Compiling the International Dataset
The project relied on a comparative parallel survey design, with surveys in each country being created collaboratively by the research teams, devising equivalent questions to allow the same phenomena to be explored, whilst taking account of national context. This comparative parallel design represents an alternative to integrated or post-hoc designs: integrated designs place an emphasis on the collaborative development of near identical questions and thus tend to focus on structures and practices that lend themselves more readily to transnational comparison (e.g. Cranet); post-hoc comparative designs attempt to align questions from similar national surveys at the point of data analysis (e.g. WERS in Britain) which constrains the scope of comparisons. Our design had the advantages of the former but with flexibility built in. Thus there were a set of questions that were identical and a further set that were addressing equivalent phenomena but were phrased differently.
More specifically, the survey instrument contains a set of questions, such as those relating to country of origin and size levels, which were phrased in exactly the same way in each survey. A further set of questions were almost identical but national teams added or reduced response options because of institutional differences or question saliency in each country. Data transformation was therefore required to produce equivalent data. A third set of questions were functionally equivalent in that questions were asked about the same issue, but because the institutions governing this activity varied across countries, the question was adapted to take this into account. For example, in exploring the influence of unions the survey instrument needed to reflect different national arrangements underpinning union presence within firms. Here again data transformations were required. A fourth set of questions were thematically equivalent; questions asked about the same phenomenon, but due to institutional differences the structures and practices examined were unique to each country. These questions provided valuable national contextual insights that expand upon some of the functionally equivalent and identical data. Considerations of functional equivalence and, for non-core questions, data availability in each national data set, mean that the scope of comparative analysis varies according to issue, with some involving 2- and 3- rather than 4-country comparisons.

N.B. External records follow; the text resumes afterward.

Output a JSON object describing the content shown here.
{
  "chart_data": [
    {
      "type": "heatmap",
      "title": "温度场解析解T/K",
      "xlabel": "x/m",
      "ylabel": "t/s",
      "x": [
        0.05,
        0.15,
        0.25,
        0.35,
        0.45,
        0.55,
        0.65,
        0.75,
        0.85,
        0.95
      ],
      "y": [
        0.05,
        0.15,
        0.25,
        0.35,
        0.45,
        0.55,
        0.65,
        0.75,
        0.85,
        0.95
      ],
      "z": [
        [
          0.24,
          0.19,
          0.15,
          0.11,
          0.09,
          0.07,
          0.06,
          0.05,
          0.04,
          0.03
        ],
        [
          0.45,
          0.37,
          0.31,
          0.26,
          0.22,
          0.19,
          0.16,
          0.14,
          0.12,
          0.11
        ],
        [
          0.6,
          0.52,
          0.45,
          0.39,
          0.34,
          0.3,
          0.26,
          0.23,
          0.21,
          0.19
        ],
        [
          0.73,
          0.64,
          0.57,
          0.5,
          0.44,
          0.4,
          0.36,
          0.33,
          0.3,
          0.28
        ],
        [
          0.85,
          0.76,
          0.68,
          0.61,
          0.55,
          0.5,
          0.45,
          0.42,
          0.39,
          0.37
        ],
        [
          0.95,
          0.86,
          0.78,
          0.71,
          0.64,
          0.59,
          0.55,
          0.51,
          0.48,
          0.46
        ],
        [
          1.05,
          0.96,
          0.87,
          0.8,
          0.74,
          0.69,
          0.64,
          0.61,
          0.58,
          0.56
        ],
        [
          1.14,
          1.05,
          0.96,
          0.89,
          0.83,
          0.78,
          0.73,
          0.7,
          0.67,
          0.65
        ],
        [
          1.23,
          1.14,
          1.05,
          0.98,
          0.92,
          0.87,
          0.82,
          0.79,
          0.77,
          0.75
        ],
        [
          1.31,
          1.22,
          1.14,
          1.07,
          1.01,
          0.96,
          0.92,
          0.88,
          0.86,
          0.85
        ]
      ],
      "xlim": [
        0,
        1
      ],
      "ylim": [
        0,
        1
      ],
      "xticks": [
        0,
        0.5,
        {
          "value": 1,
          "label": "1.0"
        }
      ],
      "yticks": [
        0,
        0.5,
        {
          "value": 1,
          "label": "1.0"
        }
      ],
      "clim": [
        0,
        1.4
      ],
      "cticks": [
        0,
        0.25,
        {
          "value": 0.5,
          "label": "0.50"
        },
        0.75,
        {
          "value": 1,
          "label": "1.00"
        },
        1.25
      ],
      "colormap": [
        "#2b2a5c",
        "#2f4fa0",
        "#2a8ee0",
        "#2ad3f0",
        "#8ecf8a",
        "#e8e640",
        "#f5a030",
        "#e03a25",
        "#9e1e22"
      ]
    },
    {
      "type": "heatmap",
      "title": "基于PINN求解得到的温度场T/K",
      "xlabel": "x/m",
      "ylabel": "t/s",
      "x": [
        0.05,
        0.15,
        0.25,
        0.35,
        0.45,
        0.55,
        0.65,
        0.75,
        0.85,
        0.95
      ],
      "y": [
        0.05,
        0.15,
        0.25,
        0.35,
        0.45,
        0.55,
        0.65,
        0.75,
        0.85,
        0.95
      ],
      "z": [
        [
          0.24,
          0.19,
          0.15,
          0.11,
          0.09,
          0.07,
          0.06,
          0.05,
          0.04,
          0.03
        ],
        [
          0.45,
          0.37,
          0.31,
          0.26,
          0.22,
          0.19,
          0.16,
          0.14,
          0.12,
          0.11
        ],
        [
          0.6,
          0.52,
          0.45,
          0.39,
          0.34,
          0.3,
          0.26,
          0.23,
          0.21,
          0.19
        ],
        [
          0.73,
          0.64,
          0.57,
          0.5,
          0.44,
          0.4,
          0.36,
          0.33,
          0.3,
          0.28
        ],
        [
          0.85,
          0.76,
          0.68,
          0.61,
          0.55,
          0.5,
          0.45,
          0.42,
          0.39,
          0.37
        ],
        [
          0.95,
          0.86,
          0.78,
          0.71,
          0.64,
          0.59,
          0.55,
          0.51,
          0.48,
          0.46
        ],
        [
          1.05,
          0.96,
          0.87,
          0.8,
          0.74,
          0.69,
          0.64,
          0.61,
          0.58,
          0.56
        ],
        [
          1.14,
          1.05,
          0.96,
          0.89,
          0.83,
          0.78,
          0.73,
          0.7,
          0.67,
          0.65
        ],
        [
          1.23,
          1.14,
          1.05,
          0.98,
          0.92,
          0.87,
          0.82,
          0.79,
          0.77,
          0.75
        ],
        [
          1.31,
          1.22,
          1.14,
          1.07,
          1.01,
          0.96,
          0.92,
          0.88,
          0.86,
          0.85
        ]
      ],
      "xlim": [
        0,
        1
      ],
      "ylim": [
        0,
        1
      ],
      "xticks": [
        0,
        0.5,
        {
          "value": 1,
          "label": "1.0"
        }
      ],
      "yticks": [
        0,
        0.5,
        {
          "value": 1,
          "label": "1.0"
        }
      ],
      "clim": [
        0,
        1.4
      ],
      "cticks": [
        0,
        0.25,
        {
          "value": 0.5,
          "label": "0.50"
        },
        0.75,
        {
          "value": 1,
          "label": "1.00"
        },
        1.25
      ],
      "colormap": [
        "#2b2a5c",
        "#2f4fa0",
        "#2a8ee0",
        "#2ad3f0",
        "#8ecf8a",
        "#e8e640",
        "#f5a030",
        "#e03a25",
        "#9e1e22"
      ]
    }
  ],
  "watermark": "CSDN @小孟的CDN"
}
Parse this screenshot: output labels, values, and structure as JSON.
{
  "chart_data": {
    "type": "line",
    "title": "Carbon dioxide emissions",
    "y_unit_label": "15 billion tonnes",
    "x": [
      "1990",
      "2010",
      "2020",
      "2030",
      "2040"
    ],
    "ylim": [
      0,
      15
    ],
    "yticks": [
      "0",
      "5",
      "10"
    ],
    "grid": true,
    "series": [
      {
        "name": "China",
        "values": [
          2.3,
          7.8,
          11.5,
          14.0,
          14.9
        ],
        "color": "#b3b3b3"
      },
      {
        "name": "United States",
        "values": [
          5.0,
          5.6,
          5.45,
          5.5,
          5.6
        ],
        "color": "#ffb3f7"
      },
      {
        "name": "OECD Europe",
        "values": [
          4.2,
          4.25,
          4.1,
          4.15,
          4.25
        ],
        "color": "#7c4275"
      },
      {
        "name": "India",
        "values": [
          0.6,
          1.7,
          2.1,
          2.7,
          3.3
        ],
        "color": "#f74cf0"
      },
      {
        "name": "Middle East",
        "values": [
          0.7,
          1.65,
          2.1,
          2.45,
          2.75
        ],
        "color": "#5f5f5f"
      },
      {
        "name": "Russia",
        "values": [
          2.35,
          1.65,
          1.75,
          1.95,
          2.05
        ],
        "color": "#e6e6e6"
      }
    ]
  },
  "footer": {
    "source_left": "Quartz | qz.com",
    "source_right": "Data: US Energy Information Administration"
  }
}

Given that the research involved a comparative parallel design, with many questions that were not identical, the task of integrating the datasets was not straightforward. Substantial and painstaking work was undertaken by an international working group that identified the identical and equivalent questions and produced a code book defining the SPSS transformations to be undertaken, with syntax being written which converted the original national variables into new comparative variables. The process of the integration of the national data into one comparative international dataset was centralised, to minimize error, with an expert located in the UK undertaking the merging process. Substantial cross checking was carried out to ensure the integrity of the international data, with subject experts taking responsibility for each section. This had the advantage of checking data across countries rather than solely within countries. The checking process was extremely time-consuming, involving variable-by-variable checks between the merged and unmerged data and a discussion on the conceptual utility of the transformed data.